Gregory Buchakjian, a Lebanese artist and art historian who completed his Master’s thesis at the Sorbonne in Paris on the collection of the Sursock Palace, first made the case for the painting’s authenticity. Leading Gentileschi scholars agreed with his assessment, bringing the number of known existing paintings by the artist to 61.

Gentileschi, a rare woman painter among the Baroque masters of 17th-century Italy, has become a pop culture and art world icon, and her compelling renderings of mythological and historical scenes have often been viewed through a feminist lens. In “Hercules and Omphale,” Gentileschi depicts a Greek myth in which Hercules is forced to become a servant to Omphale, Queen of Lydia: He is seen holding a spindle of wool while Omphale and her maidens perform their spinning.

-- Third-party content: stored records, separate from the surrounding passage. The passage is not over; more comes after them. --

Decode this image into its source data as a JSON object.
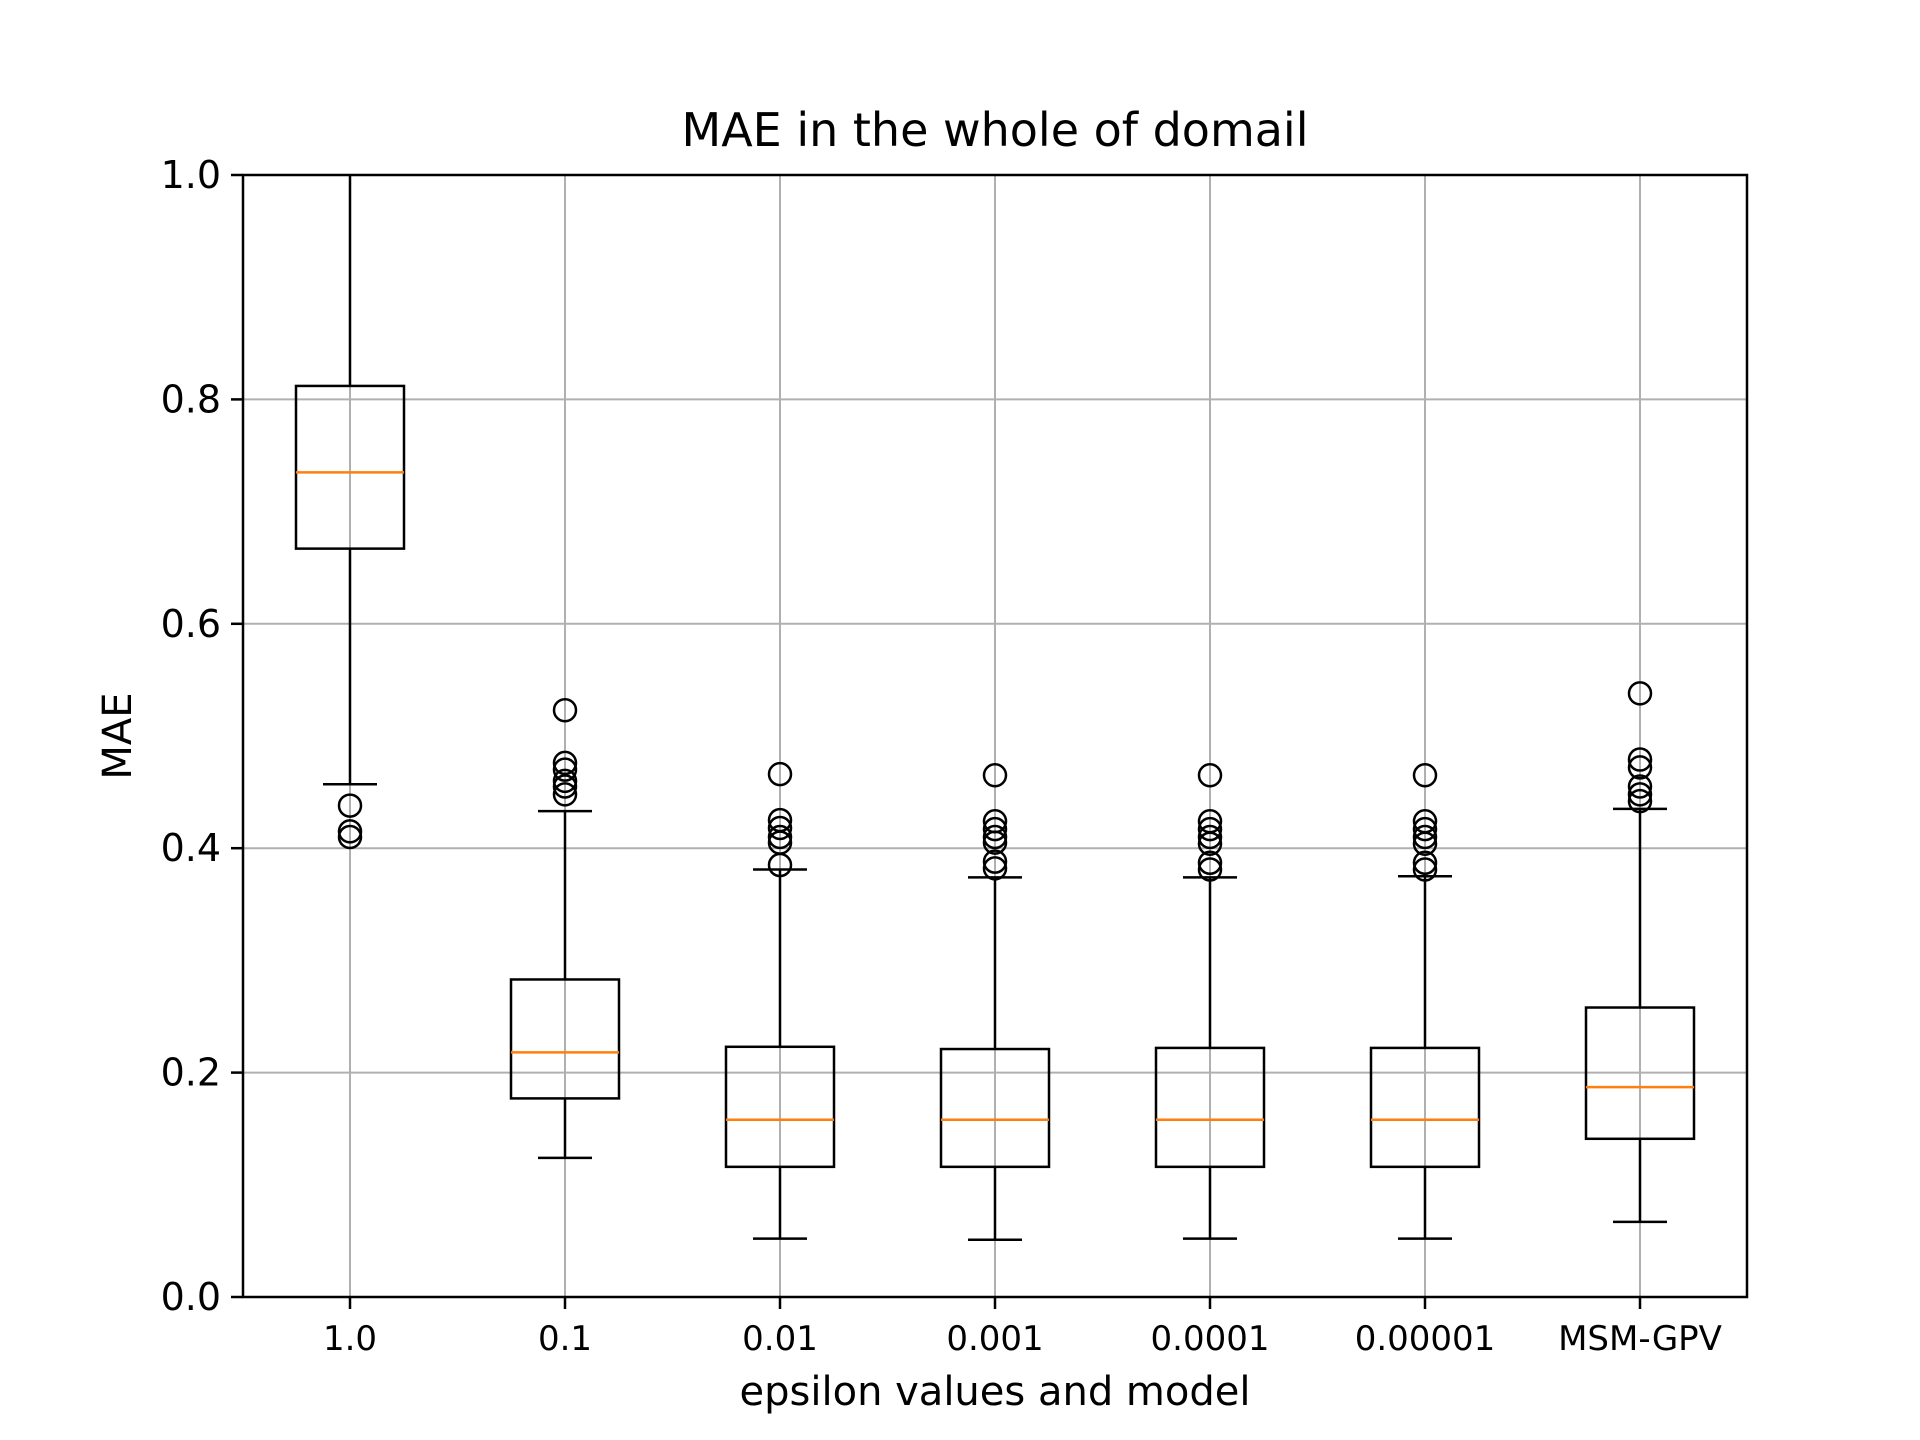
{
  "chart_data": {
    "type": "box",
    "title": "MAE in the whole of domail",
    "xlabel": "epsilon values and model",
    "ylabel": "MAE",
    "ylim": [
      0.0,
      1.0
    ],
    "yticks": [
      "0.0",
      "0.2",
      "0.4",
      "0.6",
      "0.8",
      "1.0"
    ],
    "grid": true,
    "categories": [
      "1.0",
      "0.1",
      "0.01",
      "0.001",
      "0.0001",
      "0.00001",
      "MSM-GPV"
    ],
    "boxes": [
      {
        "label": "1.0",
        "whisker_low": 0.457,
        "q1": 0.667,
        "median": 0.735,
        "q3": 0.812,
        "whisker_high": 1.0,
        "outliers": [
          0.438,
          0.415,
          0.41
        ]
      },
      {
        "label": "0.1",
        "whisker_low": 0.124,
        "q1": 0.177,
        "median": 0.218,
        "q3": 0.283,
        "whisker_high": 0.433,
        "outliers": [
          0.523,
          0.476,
          0.47,
          0.46,
          0.455,
          0.448
        ]
      },
      {
        "label": "0.01",
        "whisker_low": 0.052,
        "q1": 0.116,
        "median": 0.158,
        "q3": 0.223,
        "whisker_high": 0.381,
        "outliers": [
          0.466,
          0.425,
          0.418,
          0.41,
          0.405,
          0.385
        ]
      },
      {
        "label": "0.001",
        "whisker_low": 0.051,
        "q1": 0.116,
        "median": 0.158,
        "q3": 0.221,
        "whisker_high": 0.374,
        "outliers": [
          0.465,
          0.424,
          0.417,
          0.41,
          0.405,
          0.388,
          0.382
        ]
      },
      {
        "label": "0.0001",
        "whisker_low": 0.052,
        "q1": 0.116,
        "median": 0.158,
        "q3": 0.222,
        "whisker_high": 0.374,
        "outliers": [
          0.465,
          0.424,
          0.417,
          0.41,
          0.404,
          0.387,
          0.381
        ]
      },
      {
        "label": "0.00001",
        "whisker_low": 0.052,
        "q1": 0.116,
        "median": 0.158,
        "q3": 0.222,
        "whisker_high": 0.375,
        "outliers": [
          0.465,
          0.424,
          0.417,
          0.41,
          0.404,
          0.387,
          0.381
        ]
      },
      {
        "label": "MSM-GPV",
        "whisker_low": 0.067,
        "q1": 0.141,
        "median": 0.187,
        "q3": 0.258,
        "whisker_high": 0.435,
        "outliers": [
          0.538,
          0.479,
          0.472,
          0.455,
          0.448,
          0.442
        ]
      }
    ],
    "colors": {
      "box": "#000000",
      "median": "#ff7f0e",
      "grid": "#b0b0b0"
    }
  }
}
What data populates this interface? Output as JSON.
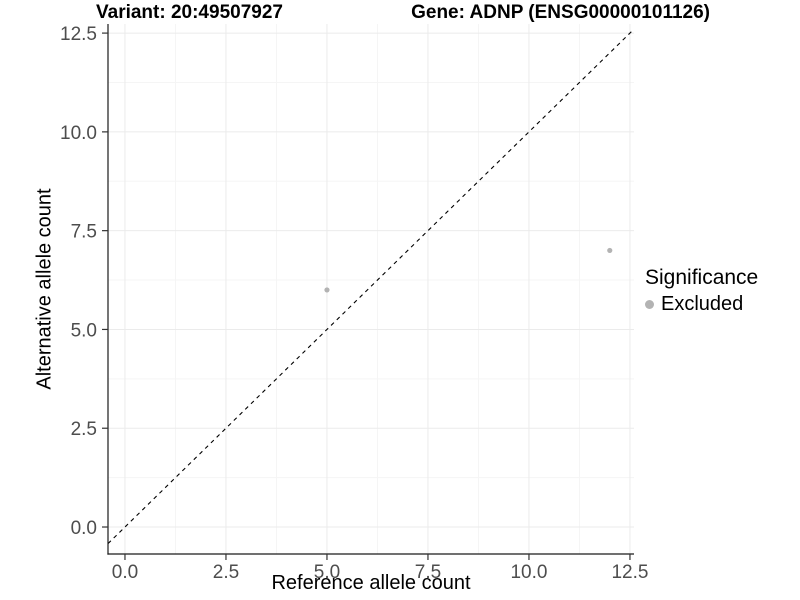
{
  "chart_data": {
    "type": "scatter",
    "title_variant": "Variant: 20:49507927",
    "title_gene": "Gene: ADNP (ENSG00000101126)",
    "xlabel": "Reference allele count",
    "ylabel": "Alternative allele count",
    "x_ticks": [
      0.0,
      2.5,
      5.0,
      7.5,
      10.0,
      12.5
    ],
    "x_tick_labels": [
      "0.0",
      "2.5",
      "5.0",
      "7.5",
      "10.0",
      "12.5"
    ],
    "y_ticks": [
      0.0,
      2.5,
      5.0,
      7.5,
      10.0,
      12.5
    ],
    "y_tick_labels": [
      "0.0",
      "2.5",
      "5.0",
      "7.5",
      "10.0",
      "12.5"
    ],
    "minor_ticks": [
      1.25,
      3.75,
      6.25,
      8.75,
      11.25
    ],
    "xlim": [
      -0.42,
      12.6
    ],
    "ylim": [
      -0.683,
      12.73
    ],
    "grid": true,
    "legend_position": "right",
    "series": [
      {
        "name": "Excluded",
        "color": "#b3b3b3",
        "points": [
          {
            "x": 5,
            "y": 6
          },
          {
            "x": 12,
            "y": 7
          }
        ]
      }
    ],
    "identity_line": {
      "type": "y=x",
      "style": "dashed",
      "color": "#000000"
    },
    "legend": {
      "title": "Significance",
      "items": [
        {
          "label": "Excluded",
          "color": "#b3b3b3"
        }
      ]
    },
    "colors": {
      "background": "#ffffff",
      "grid_major": "#ebebeb",
      "grid_minor": "#f5f5f5",
      "axis_line": "#1a1a1a",
      "tick_mark": "#333333",
      "tick_label": "#4d4d4d",
      "point": "#b3b3b3"
    }
  }
}
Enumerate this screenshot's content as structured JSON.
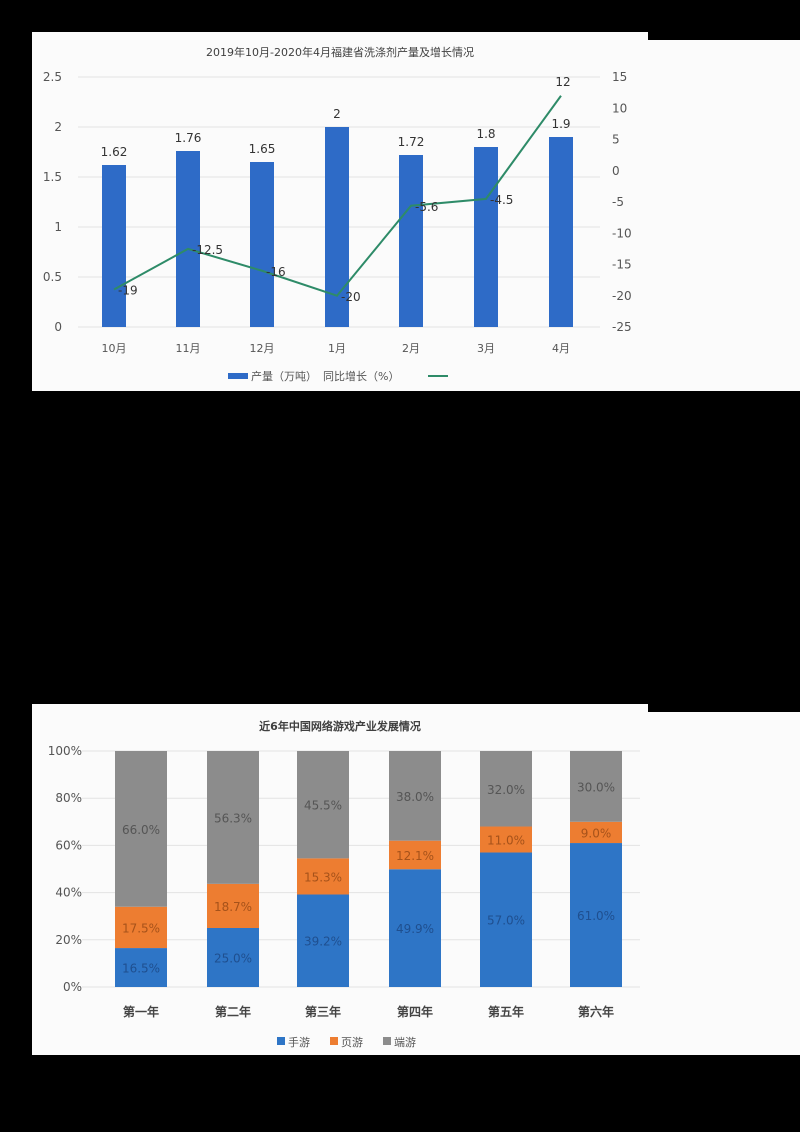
{
  "chart_data": [
    {
      "type": "bar+line",
      "title": "2019年10月-2020年4月福建省洗涤剂产量及增长情况",
      "categories": [
        "10月",
        "11月",
        "12月",
        "1月",
        "2月",
        "3月",
        "4月"
      ],
      "series": [
        {
          "name": "产量（万吨）",
          "type": "bar",
          "axis": "left",
          "color": "#2e6bc7",
          "values": [
            1.62,
            1.76,
            1.65,
            2,
            1.72,
            1.8,
            1.9
          ]
        },
        {
          "name": "同比增长（%）",
          "type": "line",
          "axis": "right",
          "color": "#2e8b68",
          "values": [
            -19,
            -12.5,
            -16,
            -20,
            -5.6,
            -4.5,
            12
          ]
        }
      ],
      "bar_labels": [
        "1.62",
        "1.76",
        "1.65",
        "2",
        "1.72",
        "1.8",
        "1.9"
      ],
      "line_labels": [
        "-19",
        "-12.5",
        "-16",
        "-20",
        "-5.6",
        "-4.5",
        "12"
      ],
      "left_axis": {
        "ylim": [
          0,
          2.5
        ],
        "ticks": [
          "0",
          "0.5",
          "1",
          "1.5",
          "2",
          "2.5"
        ]
      },
      "right_axis": {
        "ylim": [
          -25,
          15
        ],
        "ticks": [
          "-25",
          "-20",
          "-15",
          "-10",
          "-5",
          "0",
          "5",
          "10",
          "15"
        ]
      },
      "xlabel": "",
      "ylabel": "",
      "grid": true,
      "legend_position": "bottom",
      "legend": [
        "产量（万吨）",
        "同比增长（%）"
      ]
    },
    {
      "type": "bar",
      "stacked": true,
      "percent": true,
      "title": "近6年中国网络游戏产业发展情况",
      "categories": [
        "第一年",
        "第二年",
        "第三年",
        "第四年",
        "第五年",
        "第六年"
      ],
      "series": [
        {
          "name": "手游",
          "color": "#2e75c6",
          "values": [
            16.5,
            25.0,
            39.2,
            49.9,
            57.0,
            61.0
          ]
        },
        {
          "name": "页游",
          "color": "#ed7d31",
          "values": [
            17.5,
            18.7,
            15.3,
            12.1,
            11.0,
            9.0
          ]
        },
        {
          "name": "端游",
          "color": "#8c8c8c",
          "values": [
            66.0,
            56.3,
            45.5,
            38.0,
            32.0,
            30.0
          ]
        }
      ],
      "labels": [
        [
          "16.5%",
          "25.0%",
          "39.2%",
          "49.9%",
          "57.0%",
          "61.0%"
        ],
        [
          "17.5%",
          "18.7%",
          "15.3%",
          "12.1%",
          "11.0%",
          "9.0%"
        ],
        [
          "66.0%",
          "56.3%",
          "45.5%",
          "38.0%",
          "32.0%",
          "30.0%"
        ]
      ],
      "ylim": [
        0,
        100
      ],
      "y_ticks": [
        "0%",
        "20%",
        "40%",
        "60%",
        "80%",
        "100%"
      ],
      "xlabel": "",
      "ylabel": "",
      "grid": true,
      "legend_position": "bottom",
      "legend": [
        "手游",
        "页游",
        "端游"
      ]
    }
  ]
}
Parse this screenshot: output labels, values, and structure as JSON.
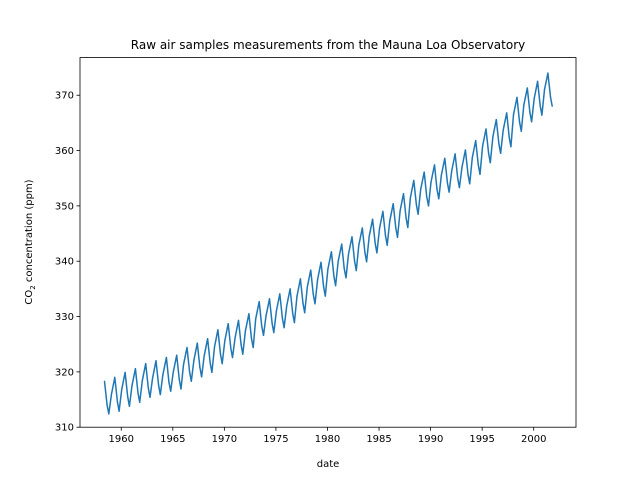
{
  "chart_data": {
    "type": "line",
    "title": "Raw air samples measurements from the Mauna Loa Observatory",
    "xlabel": "date",
    "ylabel_main": "CO",
    "ylabel_sub": "2",
    "ylabel_rest": " concentration (ppm)",
    "xlim": [
      1956.0,
      2004.1
    ],
    "ylim": [
      310,
      376.8
    ],
    "xticks": [
      1960,
      1965,
      1970,
      1975,
      1980,
      1985,
      1990,
      1995,
      2000
    ],
    "yticks": [
      310,
      320,
      330,
      340,
      350,
      360,
      370
    ],
    "grid": false,
    "color": "#1f77b4",
    "sample_months": [
      1,
      5,
      8,
      10
    ],
    "series": [
      {
        "year": 1958,
        "values": [
          null,
          318.3,
          314.0,
          312.4
        ]
      },
      {
        "year": 1959,
        "values": [
          315.9,
          319.0,
          314.6,
          312.9
        ]
      },
      {
        "year": 1960,
        "values": [
          316.8,
          319.9,
          315.5,
          313.8
        ]
      },
      {
        "year": 1961,
        "values": [
          317.5,
          320.6,
          316.2,
          314.5
        ]
      },
      {
        "year": 1962,
        "values": [
          318.4,
          321.5,
          317.1,
          315.4
        ]
      },
      {
        "year": 1963,
        "values": [
          318.9,
          322.0,
          317.6,
          315.9
        ]
      },
      {
        "year": 1964,
        "values": [
          319.5,
          322.6,
          318.2,
          316.5
        ]
      },
      {
        "year": 1965,
        "values": [
          319.9,
          323.0,
          318.6,
          316.9
        ]
      },
      {
        "year": 1966,
        "values": [
          321.3,
          324.4,
          320.0,
          318.3
        ]
      },
      {
        "year": 1967,
        "values": [
          322.1,
          325.2,
          320.8,
          319.1
        ]
      },
      {
        "year": 1968,
        "values": [
          322.9,
          326.0,
          321.6,
          319.9
        ]
      },
      {
        "year": 1969,
        "values": [
          324.5,
          327.6,
          323.2,
          321.5
        ]
      },
      {
        "year": 1970,
        "values": [
          325.6,
          328.7,
          324.3,
          322.6
        ]
      },
      {
        "year": 1971,
        "values": [
          326.2,
          329.3,
          324.9,
          323.2
        ]
      },
      {
        "year": 1972,
        "values": [
          327.4,
          330.5,
          326.1,
          324.4
        ]
      },
      {
        "year": 1973,
        "values": [
          329.6,
          332.7,
          328.3,
          326.6
        ]
      },
      {
        "year": 1974,
        "values": [
          330.1,
          333.2,
          328.8,
          327.1
        ]
      },
      {
        "year": 1975,
        "values": [
          331.0,
          334.1,
          329.7,
          328.0
        ]
      },
      {
        "year": 1976,
        "values": [
          331.9,
          335.0,
          330.6,
          328.9
        ]
      },
      {
        "year": 1977,
        "values": [
          333.7,
          336.8,
          332.4,
          330.7
        ]
      },
      {
        "year": 1978,
        "values": [
          335.3,
          338.4,
          334.0,
          332.3
        ]
      },
      {
        "year": 1979,
        "values": [
          336.7,
          339.8,
          335.4,
          333.7
        ]
      },
      {
        "year": 1980,
        "values": [
          338.6,
          341.7,
          337.3,
          335.6
        ]
      },
      {
        "year": 1981,
        "values": [
          340.0,
          343.1,
          338.7,
          337.0
        ]
      },
      {
        "year": 1982,
        "values": [
          341.3,
          344.4,
          340.0,
          338.3
        ]
      },
      {
        "year": 1983,
        "values": [
          342.9,
          346.0,
          341.6,
          339.9
        ]
      },
      {
        "year": 1984,
        "values": [
          344.5,
          347.6,
          343.2,
          341.5
        ]
      },
      {
        "year": 1985,
        "values": [
          345.9,
          349.0,
          344.6,
          342.9
        ]
      },
      {
        "year": 1986,
        "values": [
          347.3,
          350.4,
          346.0,
          344.3
        ]
      },
      {
        "year": 1987,
        "values": [
          349.1,
          352.2,
          347.8,
          346.1
        ]
      },
      {
        "year": 1988,
        "values": [
          351.5,
          354.6,
          350.2,
          348.5
        ]
      },
      {
        "year": 1989,
        "values": [
          353.0,
          356.1,
          351.7,
          350.0
        ]
      },
      {
        "year": 1990,
        "values": [
          354.3,
          357.4,
          353.0,
          351.3
        ]
      },
      {
        "year": 1991,
        "values": [
          355.5,
          358.6,
          354.2,
          352.5
        ]
      },
      {
        "year": 1992,
        "values": [
          356.3,
          359.4,
          355.0,
          353.3
        ]
      },
      {
        "year": 1993,
        "values": [
          357.0,
          360.1,
          355.7,
          354.0
        ]
      },
      {
        "year": 1994,
        "values": [
          358.7,
          361.8,
          357.4,
          355.7
        ]
      },
      {
        "year": 1995,
        "values": [
          360.8,
          363.9,
          359.5,
          357.8
        ]
      },
      {
        "year": 1996,
        "values": [
          362.5,
          365.6,
          361.2,
          359.5
        ]
      },
      {
        "year": 1997,
        "values": [
          363.7,
          366.8,
          362.4,
          360.7
        ]
      },
      {
        "year": 1998,
        "values": [
          366.5,
          369.6,
          365.2,
          363.5
        ]
      },
      {
        "year": 1999,
        "values": [
          368.2,
          371.3,
          366.9,
          365.2
        ]
      },
      {
        "year": 2000,
        "values": [
          369.4,
          372.5,
          368.1,
          366.4
        ]
      },
      {
        "year": 2001,
        "values": [
          371.0,
          374.0,
          369.7,
          368.0
        ]
      }
    ]
  }
}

According to a Getty statement, Philip IV of Spain commissioned Gentileschi to portray the Ancient Greek figures in 1628, but her finished painting was likely destroyed in a fire a century later. Before it was destroyed, however, Gentileschi painted another depiction of Hercules and Omphale, just two years later, in 1630. (The Beirut painting matches one described in a 1699 Naples inventory record.)

Conserving “Hercules and Omphale,” however, could prove difficult.

“The devastation this painting experienced is the most serious I have ever seen,” said the Getty’s senior conservator of paintings, Ulrich Birkmaier, noting the “staggering” amount of tearing and paint loss but assuring that the oil on canvas would be “returned to its former splendor.”